HELENA (AP) — Montana Secretary of State Corey Stapleton plans to testify before a legislative committee later this month and answer questions about two state contracts his office awarded to a Republican consultant and his wife.

State Administration and Veterans’ Affairs Interim Committee chairwoman Sue Malek, a Democrat, requested that Stapleton, a Republican, appear before the panel on Nov. 13.

Stapleton has accepted the invitation, his chief of staff, Christi Jacobsen said Friday.

Malek wrote Stapleton a letter Thursday that says she wants him to address two contracts that raised concerns of potentially inappropriate spending.

The first was a $265,000 printing contract to fix errors contained in the state voter information pamphlet. An Associated Press public records request revealed that the contract went to a longtime Stapleton ally, GOP consultant Jake Eaton.

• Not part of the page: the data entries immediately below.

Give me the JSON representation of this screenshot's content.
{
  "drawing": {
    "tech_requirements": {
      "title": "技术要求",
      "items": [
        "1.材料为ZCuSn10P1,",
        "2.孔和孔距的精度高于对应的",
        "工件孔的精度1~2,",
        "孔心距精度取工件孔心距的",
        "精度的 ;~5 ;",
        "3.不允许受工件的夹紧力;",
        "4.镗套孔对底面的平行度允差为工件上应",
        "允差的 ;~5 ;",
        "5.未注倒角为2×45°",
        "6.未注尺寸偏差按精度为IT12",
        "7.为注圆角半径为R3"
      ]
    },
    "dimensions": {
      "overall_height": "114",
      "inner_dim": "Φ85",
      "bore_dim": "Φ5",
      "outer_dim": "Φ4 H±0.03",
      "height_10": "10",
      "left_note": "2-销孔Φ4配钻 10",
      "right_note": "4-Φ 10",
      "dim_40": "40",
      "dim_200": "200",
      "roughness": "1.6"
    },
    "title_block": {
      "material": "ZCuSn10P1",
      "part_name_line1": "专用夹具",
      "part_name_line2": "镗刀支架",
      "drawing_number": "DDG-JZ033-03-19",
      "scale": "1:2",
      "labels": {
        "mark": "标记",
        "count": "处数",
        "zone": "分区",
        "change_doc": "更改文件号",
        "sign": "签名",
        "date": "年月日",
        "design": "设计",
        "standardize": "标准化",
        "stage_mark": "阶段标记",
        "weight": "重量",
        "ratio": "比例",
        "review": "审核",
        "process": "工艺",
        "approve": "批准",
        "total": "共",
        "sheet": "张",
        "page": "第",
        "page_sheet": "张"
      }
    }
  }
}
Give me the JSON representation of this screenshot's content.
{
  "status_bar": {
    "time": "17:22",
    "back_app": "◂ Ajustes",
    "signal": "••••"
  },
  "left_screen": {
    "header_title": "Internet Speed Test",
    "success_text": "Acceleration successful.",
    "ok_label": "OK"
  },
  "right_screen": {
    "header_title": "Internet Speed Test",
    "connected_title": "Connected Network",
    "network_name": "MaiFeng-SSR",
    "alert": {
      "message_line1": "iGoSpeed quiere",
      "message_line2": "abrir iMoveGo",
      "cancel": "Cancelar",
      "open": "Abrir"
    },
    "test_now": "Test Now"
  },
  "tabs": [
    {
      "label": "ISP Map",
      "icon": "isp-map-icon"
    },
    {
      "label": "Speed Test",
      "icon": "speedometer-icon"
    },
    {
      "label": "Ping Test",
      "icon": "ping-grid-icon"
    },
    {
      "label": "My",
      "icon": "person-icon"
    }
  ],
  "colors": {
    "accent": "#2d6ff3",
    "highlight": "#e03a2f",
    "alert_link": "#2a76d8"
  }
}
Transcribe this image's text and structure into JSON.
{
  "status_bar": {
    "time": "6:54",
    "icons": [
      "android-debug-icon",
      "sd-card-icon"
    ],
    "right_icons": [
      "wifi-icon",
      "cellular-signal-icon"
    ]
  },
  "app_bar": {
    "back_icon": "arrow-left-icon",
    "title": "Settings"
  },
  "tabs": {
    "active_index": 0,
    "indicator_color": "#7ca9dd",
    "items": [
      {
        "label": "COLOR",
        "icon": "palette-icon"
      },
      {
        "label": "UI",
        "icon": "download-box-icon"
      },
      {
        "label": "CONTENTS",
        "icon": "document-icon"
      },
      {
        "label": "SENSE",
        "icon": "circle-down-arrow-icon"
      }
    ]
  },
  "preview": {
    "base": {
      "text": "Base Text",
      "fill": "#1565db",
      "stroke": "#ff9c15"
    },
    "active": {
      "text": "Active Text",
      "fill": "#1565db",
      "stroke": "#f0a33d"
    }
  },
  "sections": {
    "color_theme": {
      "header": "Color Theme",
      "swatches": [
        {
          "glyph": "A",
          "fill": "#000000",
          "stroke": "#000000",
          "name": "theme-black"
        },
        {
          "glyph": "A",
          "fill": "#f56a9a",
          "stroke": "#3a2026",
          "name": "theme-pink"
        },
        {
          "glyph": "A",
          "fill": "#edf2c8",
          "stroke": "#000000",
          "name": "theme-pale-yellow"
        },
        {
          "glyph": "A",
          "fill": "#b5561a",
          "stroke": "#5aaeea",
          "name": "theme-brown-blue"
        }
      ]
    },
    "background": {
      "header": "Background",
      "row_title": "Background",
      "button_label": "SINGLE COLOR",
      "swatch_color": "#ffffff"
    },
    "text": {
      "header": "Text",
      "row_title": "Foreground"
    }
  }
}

Eaton, a former executive director of the Montana Republican Party, owns a print shop in Billings. His bid for the job wasn’t the lowest, according to state Department of Administration officials, but secretary of state officials said Eaton’s company was the only one that could get the corrections in the mail the same day absentee ballots were sent to voters on Oct. 12.

The second contract was for $60,000 to hire Eaton’s wife, Billings attorney Emily Jones, to represent Stapleton’s office in a lawsuit earlier this year challenging Stapleton’s certification of the Green Party for November’s elections.

Stapleton said he didn’t hire lawyers from the attorney general’s office because he considered it a political case and he wanted someone he could trust in the courtroom.

That prompted Attorney General Tim Fox, who is also a Republican, to fire back by saying Stapleton made a political decision and needlessly spent $60,000 on a case that he lost.

A judge kicked the Green Party off the ballot after disqualifying dozens of voter signatures on the certification petition.

Malek said in her letter to Stapleton that concerns about those contracts compelled her to request he address the committee.

“Montanans have a right to know that their elections and the office primarily responsible for overseeing local elections is being diligently managed,” Malek wrote.

Jacobsen did not comment on Malek’s letter other than to say that Stapleton will appear before the committee.